Friday, July 29, 2005

Futless



According to The Concise Ulster Dictionary 'futless' means to be unsteady on the feet or staggering about as in 'futless drunk'. I have also heard it being used to insult someone's dancing ability as in, 'ye wouldn't want to be getting up with Jimmy for he's futless'.

'Futless' may also be used to describe the situation of being without decent or serviceable shoes. I once heard someone tell my mother that she was futless and hadn't a shoe to her fut.

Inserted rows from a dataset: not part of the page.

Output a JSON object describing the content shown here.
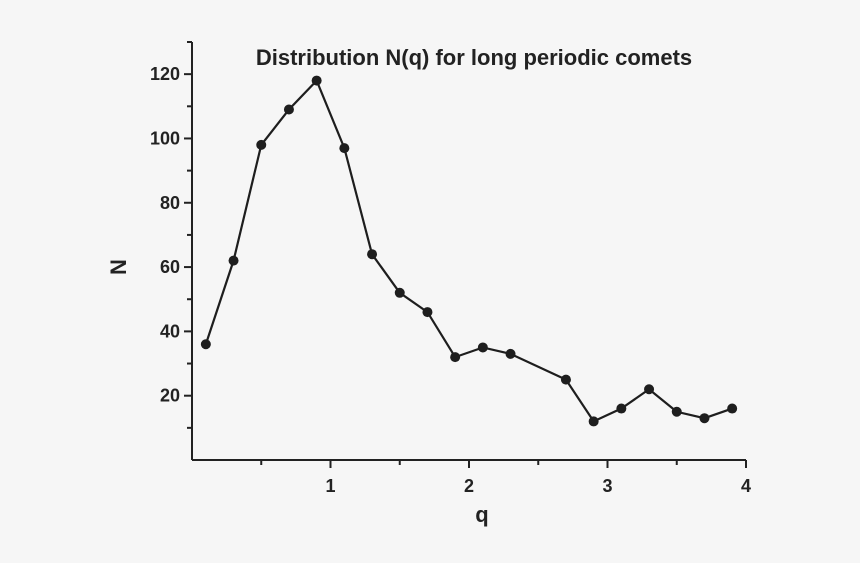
{
  "chart_data": {
    "type": "line",
    "title": "Distribution N(q) for long periodic comets",
    "xlabel": "q",
    "ylabel": "N",
    "xlim": [
      0,
      4
    ],
    "ylim": [
      0,
      130
    ],
    "xticks": [
      "1",
      "2",
      "3",
      "4"
    ],
    "yticks": [
      "20",
      "40",
      "60",
      "80",
      "100",
      "120"
    ],
    "grid": false,
    "series": [
      {
        "x": [
          0.1,
          0.3,
          0.5,
          0.7,
          0.9,
          1.1,
          1.3,
          1.5,
          1.7,
          1.9,
          2.1,
          2.3,
          2.7,
          2.9,
          3.1,
          3.3,
          3.5,
          3.7,
          3.9
        ],
        "values": [
          36,
          62,
          98,
          109,
          118,
          97,
          64,
          52,
          46,
          32,
          35,
          33,
          25,
          12,
          16,
          22,
          15,
          13,
          16
        ],
        "marker": "circle"
      }
    ]
  }
}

Matty says that during her childhood it wasn't uncommon for children to go without shoes during the summer. She also said that she and her sisters and brother weren't allowed to go barefoot and that having their children decently shod was a big priority for her parents. She said she felt envious of the children who could go without shoes during the summer months.

Meanwhile over at my father's homestead going barefoot in summer was perfectly OK even though his parents were quite well off and able to afford luxuries like paid-for education. But then my father's mother was a mountainy woman and as everyone do know mountainy people are very rugged and don't care much for the conventions of flatlanders.

There are very few people today who cannot afford a decent pair of shoes yet among my friends and fellow bloggers foot injuries due to futlessness abound. The first was Stephen who spiked his foot then Mrs The Wee Manny (pictured above with her hubby The Wee) had her daughter's horse clip clop the big hoof on her bare foot. Mrs The Wee being as tough as old boots, and she should have been wearing those old boots, swears it wasn't a bit sore but it seems she's going to lose a toe. The horse's newly shod hoof ripped all the skin off to the bone and the doc says it could take six months to heal. Part of the nail bed remains which means she'd grow a big horny protuberance on the flayed toe so the best advice is to chop it off. Luckily it's a middle toe so her balance shouldn't be affected.

Nelly's advice to those of you who like a bit of air about your toes is to get yourselves a nice pair of comfy sandals. But not flip-flops unless you've been invited to the White House where they are de rigeur. However if you're hanging out with horses it's boots you need.

*My 1996 Christmas present from Ganching. Invaluable resource.